SC: Cosa ci dici della tua collaborazione con Enrico Rava? Con lui condividi una notevole vena poetica, pur avendo percorso strade notevolmente differenti.

EP: Avevamo gia’ suonato ed inciso insieme, ma quella del duo e’ stata una collaborazione un po’ occasionale, nata per un’idea dell’Egea. Abbiamo registrato un disco intitolato Nausicaa, lavoro che avrebbe meritato maggior fortuna, anche se ci sono stati inizialmente dei problemi con la distribuzione. Ogni tanto suoniamo ancora insieme e quindi questi due percorsi molto autonomi e personali si incrociano. Enrico e’ un grosso artista di jazz, uno che ha una storia grossa alle spalle, e questa storia si sente quando suona. E poi ha una cosa che mi piace tanto: una passione cosi’ viva come quella di un bambino, nonostante suoni ormai da tanti anni. Tutto cio’ rende molto piacevole suonare con lui.

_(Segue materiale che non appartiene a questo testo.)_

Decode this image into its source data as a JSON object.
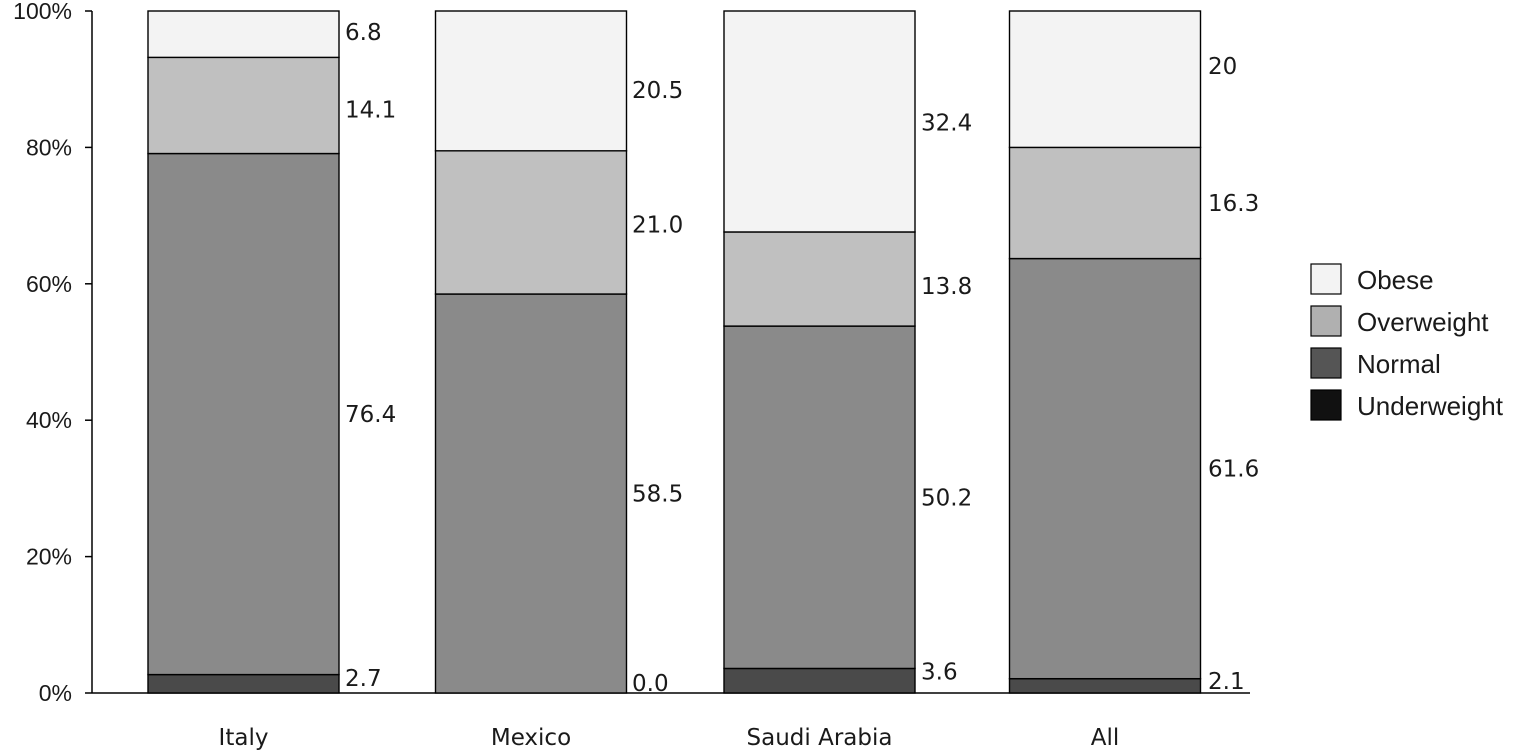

SC: Quali sono i pianisti giovani che piu’ ti impressionano?

EP: Ce ne sono tanti bravi in Italia, ma uno che lo e’ particolarmente e’ a mio avviso Stefano Bollani, che ha 27 anni; lo stesso Stefano Battaglia poi e’ secondo me un pianista sottovalutato e di anni ne ha 35. Sono due musicisti fantastici. Poi in giro c’e’ Brad Mehldau, che e’ certamente un pianista importante e molto giovane.

SC: Non ti nascondo che sul pianismo di Mehldau noto, tra le altre, l’influenza di Pieranunzi.

EP: Questa e’ una cosa di cui ti ringrazio. Pensa che in Francia un giornalista l’ha affermato in un articolo. L’anno scorso su Jazz Magazine e’ stato fatto un blindfold test a Mehldau, durante il quale gli hanno fatto ascoltare dei pianisti, fra cui anche me. Mi ha scambiato per Chick Corea, il che mi onora; poi gli e’ stato detto che si trattava di Pieranunzi ed a quel punto ha affermato che aveva sentito il mio nome ma che non aveva ascoltato nulla dei miei lavori. Qui si puo’ parlare di quelle che si definiscono convergenze, cioe’ del fatto che abbiamo probabilmente dei mondi musicali diretti verso lo stesso punto. Pero’ ti dico anche che la prima volta che ho ascoltato un suo disco, nel negozio dell’Egea a Perugia, credevo di essere io. Lungi da me una simile presunzione, ma all’ascolto di “Blame It on My Youth”, il brano iniziale del primo The Art of the Trio, rimasi un attimo perplesso, non ricordando di aver inciso quella cosa, e fu allora che mi fu fatto il suo nome.
Ho ascoltato Mehldau molto da vicino, e per dare una spiegazione c’e’ da dire che ci somigliamo nella tecnica del tocco, tipica di chi ha ben studiato la musica classica.

SC: Per concludere, hai gia’ in progetto il prossimo lavoro discografico?

EP: Si! In questi giorni realizzero’ un CD, ancora per l’Egea, con Marc Johnson e Gabriele Mirabassi, un clarinettista davvero formidabile.